Ruhsuzmuş...
Götüm! Sensin o ruhsuz!
Öhm, neyse.
Selamlar sevgili okuyucu. Sana kısaca kendimden ve hayatımdan bahsedeceğim. Sonrada hikâyeye geçeceğiz.
Öncelikle, ben Gracelýnn.
Ascarta imparatorluğunun imparatoru Sedeon Ascarta'nın en küçük çocuğuyum.
İki ağabeyim, üç ablam var.
Ağabeylerimden biri -ilk doğan- küçük yaşta annesi tarafından kaçırıldığı için o nerede bilmiyorum. Ablalarımdan ikisi ise genç yaşta babamın isteğiyle siyasi evlilikler yaparak yurtdışına gönderildi. Diğer ablamsa evlendirilmedi ve ilk prensle taht yarışına girdi. İlk doğan çocuk ablamdı, ardından doğan ise ağabeyimdi. Ancak taht sırayla ilerlemiyordu, hakeden kazanır stratejisi uygulanıyordu. Bu yüzden ikisi küçük yaşlarından beri rakip olarak büyümüştü. Onlar potansiyel hükümdardı. İkisi dışında diğer çocukları varis olarak yetiştirmemişlerdi.
Aslında ağabeyim ve ablam düşman değildi.

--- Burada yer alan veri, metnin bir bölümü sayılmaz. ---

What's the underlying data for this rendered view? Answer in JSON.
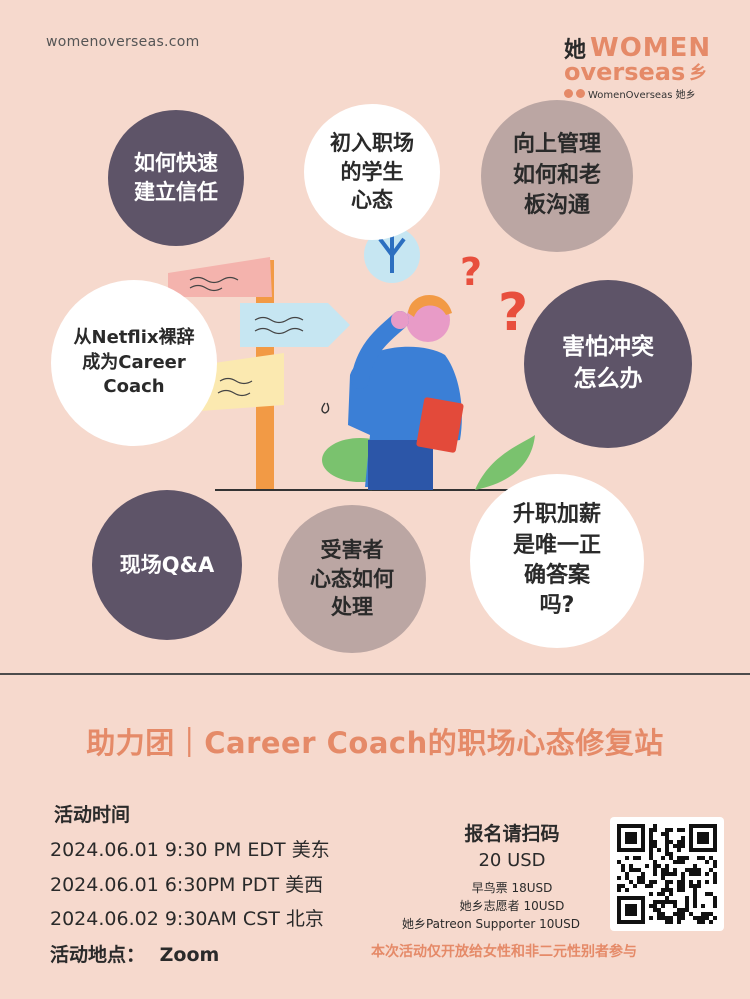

Aksine iki iyi arkadaştı. Bazı devlet adamları ve farklı olan anneleri üzerlerinde baskı kursada babamın sayesinde ikiside düşman olmamıştı. Hiçbir prens ve prenses birbirinden nefret etmezdi çünkü babam evlatlarını iyi birer kardeş olabilecek şekilde yetiştirmişti.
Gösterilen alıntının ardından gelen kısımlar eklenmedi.